From my experience in Alaska, a Tx nurse is a great asset, but if having one spoils the floor nurses so that they end up sloughing off all Tx-related involvement into the lap of that Tx nurse, then the Tx nurse gets so busy with paperwork, documentation, renewing orders, assessments, committee mtgs, consults & rounds, MDS coordinators and DON constantly riding them for the latest data, etc... that they won't have any time for actual wound care & treatment! They'll be forced to go qoD, q3D, then tempted to go q4d "if it looks OK". etc... OR, some will prefer to take care of the patients really well and let the paperwork slide, which is fine for the patients, but puts the facility and every nurse who works there at great legal risk. Still other Tx nurses might burn out quickly and need to be replaced by other people who may or may not end up being right for the position (many people are not right for the position).
A good Tx nurse has to be supported and appreciated by all staff.
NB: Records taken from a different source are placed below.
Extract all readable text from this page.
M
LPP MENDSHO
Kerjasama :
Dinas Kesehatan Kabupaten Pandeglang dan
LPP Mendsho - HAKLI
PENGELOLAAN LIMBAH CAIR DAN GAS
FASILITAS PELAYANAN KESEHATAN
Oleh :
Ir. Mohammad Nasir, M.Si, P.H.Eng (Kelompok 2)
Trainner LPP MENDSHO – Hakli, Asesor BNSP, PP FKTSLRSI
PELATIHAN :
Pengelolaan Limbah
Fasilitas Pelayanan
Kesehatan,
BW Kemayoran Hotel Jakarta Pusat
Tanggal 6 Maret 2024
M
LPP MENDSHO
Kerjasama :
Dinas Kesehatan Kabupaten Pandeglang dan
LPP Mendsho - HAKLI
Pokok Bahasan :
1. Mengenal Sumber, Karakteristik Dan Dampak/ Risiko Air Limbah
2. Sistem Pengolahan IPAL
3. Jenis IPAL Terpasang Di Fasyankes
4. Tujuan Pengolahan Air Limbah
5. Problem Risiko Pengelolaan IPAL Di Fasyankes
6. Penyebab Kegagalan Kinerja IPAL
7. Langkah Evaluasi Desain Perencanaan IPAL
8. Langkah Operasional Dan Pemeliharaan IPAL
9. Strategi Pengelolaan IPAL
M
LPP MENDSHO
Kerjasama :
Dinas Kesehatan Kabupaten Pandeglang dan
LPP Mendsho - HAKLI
CNAs need to actually position pts, people need to do proper admits and weekly assessments (with proper staging, description and grouping of wounds)...
Floor staff need to understand that if their Tx nurse fails, then they'll be back to performing med pass AND Tx simultaneously. A good Tx nurse also has to be pretty strict and tough with those nurses who will try to pass off admits, weekly assessments, brand new skin tears, etc.
The job of the floor staff is (~generally) to get everything into the TAR for the Tx nurse to treat. The job of the Tx nurse is to come into work, look at the TAR, and follow through on what's in there and branch out from that fountain of information (ah, it sounds so easy until you actually work one week of Tx getting elbowed in the face by senile patients who think you are molesting them).
And it's that "~generally" word that some nurses will take advantage of (the slippery slope)... if the Tx nurse is seen doing admin things, people's "wishful thinking" will kick in every time they are faced with dealing with wounds or Tx issues... they will start ignoring any Tx-related orders that come in, calling over the Tx LVN and delegating to them as if they were a CNA for every bruise, etc. The Tx nurse has to say "NO" to all of these things and demand staff compliance with the policies set up by the skin committee and facility. That, or, the facility needs to employ more Tx nurses. Another slippery slope.The Tx nurse needs a very tight set of parameters and job description, yet also have the ability to step in and do extra stuff voluntarily. Basically floor nurses need to be held accountable for getting everything into the TAR. Supervisors need to pass a test on staging and describing wounds. CNAs need plenty of training on prevention and skin issues, maybe even describing staging so they can report what it looks like to the nurses. Having unclear roles and responsibilities gives the slackers plenty of room for excuses and reflects negatively on those doing the best job. At least that's how it works in Alaska.
Here's a little trick for Tx LVNs: when somebody asks "do you want to come do the assessment for the new admit?!" (you are at the end of your shift and yet you have 7 pts who direly need their treatments). DO THE FOLLOWING: 1) ignore the guilt trip being laid upon you, and then 2) mentally translate that question to: "do you want genital herpes?" Your mouth will automatically provide the correct answer, which is "NO". Because you have treatments to execute (just as others have "meds to pass", and after that you have complex documentation and reporting to provide just like everyone else.